The EU Data Protection Regulation

This post was originally published on the ICS Data Protection Blog. It is republished here as it is my original work and I am putting my Data Protection musings in one place.

Earlier this month we saw the leaking of a late draft of the forthcoming EU Data Protection Regulation.  Yes. That’s right. Regulation. In other words direct effect, standardised legal framework across Europe, less wriggle room at local level, and no waffling and stalling by national parliaments as they butcher a Directive into national law.

The full final text is expected in January, with a 2 year implementation window being mooted.

Among the criticisms I’ve seen levelled at the Regulation is that it is “longer than the Directive it will replace”. Yes. It is. But that’s because it has had to do more than just replace the existing Directive it has had to:

  • Update the Directive with new concepts such as the “Right to be Forgotten” and increased duties of transparency
  • Introduce new penalty structures (which were previously the preserve of the national enabling legislation that transposed the Directive) such as the 5% of Global turnover penalty for breaches of the legislation.
  • Define new governance structures for Data Protection in Europe at the EU level and between countries.
  • Imposes sanctions on Data Processors who act beyond the terms of their processor agreement (currently the only sanction is for the Controller to sue in Contract law, assuming a contract exists).
  • Adapt the existing regulations and governance models to things like Social Networking, Cloud computing and mobile devices.
  • Figure out how to deal with extra-EU entities selling into the Internal Market (easy.. they will have to comply with our rules now).

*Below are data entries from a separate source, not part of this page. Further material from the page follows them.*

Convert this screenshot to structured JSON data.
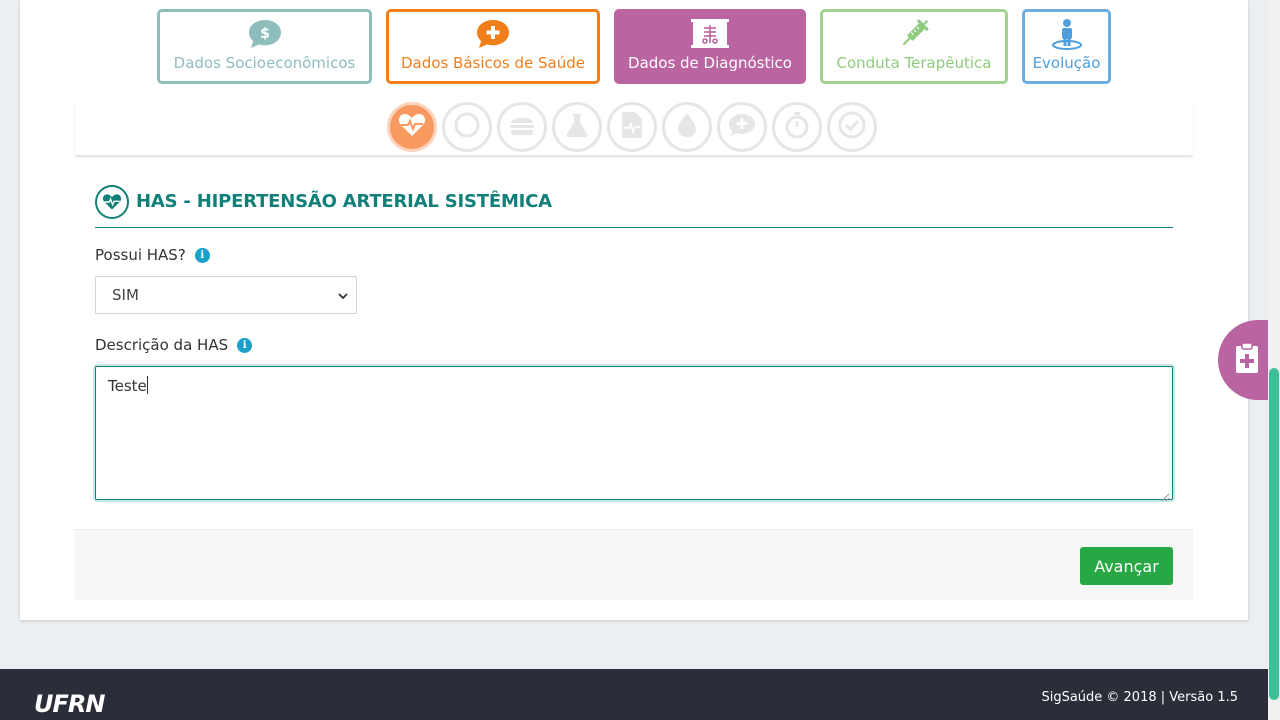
{
  "categories": [
    {
      "label": "Dados Socioeconômicos",
      "icon": "dollar-chat-icon",
      "color": "#8dbdbd"
    },
    {
      "label": "Dados Básicos de Saúde",
      "icon": "plus-chat-icon",
      "color": "#f07f1b"
    },
    {
      "label": "Dados de Diagnóstico",
      "icon": "xray-board-icon",
      "color": "#bb64a2",
      "active": true
    },
    {
      "label": "Conduta Terapêutica",
      "icon": "syringe-icon",
      "color": "#8fcb7d"
    },
    {
      "label": "Evolução",
      "icon": "person-target-icon",
      "color": "#4f9fdf"
    }
  ],
  "steps": [
    {
      "icon": "heartbeat-icon",
      "active": true
    },
    {
      "icon": "circle-icon"
    },
    {
      "icon": "burger-icon"
    },
    {
      "icon": "flask-icon"
    },
    {
      "icon": "file-pulse-icon"
    },
    {
      "icon": "drop-icon"
    },
    {
      "icon": "plus-comment-icon"
    },
    {
      "icon": "stopwatch-icon"
    },
    {
      "icon": "check-icon"
    }
  ],
  "section": {
    "title": "HAS - HIPERTENSÃO ARTERIAL SISTÊMICA"
  },
  "fields": {
    "has_label": "Possui HAS?",
    "has_value": "SIM",
    "desc_label": "Descrição da HAS",
    "desc_value": "Teste"
  },
  "actions": {
    "next_label": "Avançar"
  },
  "footer": {
    "logo_text": "UFRN",
    "copyright": "SigSaúde © 2018 | Versão 1.5"
  },
  "colors": {
    "primary": "#12807a",
    "accent_orange": "#f89a60",
    "success": "#28a745",
    "purple": "#bb64a2"
  }
}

Buried among the new changes was one aspect that jumped out at me was the introduction of lower value “administrative” financial penalties for smaller incidents of breaches of the legislation. I for one hope that that proposal makes it into the final draft of the Regulation as it would provide a tiered approach to penalties and put something tangible between the “softly softly encourage compliance” and “hit Controller with full prosecution”

Another reason why I’d be interested to see this make into the final Regulation can be found in this post here (in which I argue in favour of just this form of small scale fines based system)

(Yes folks, you read it on this blog first).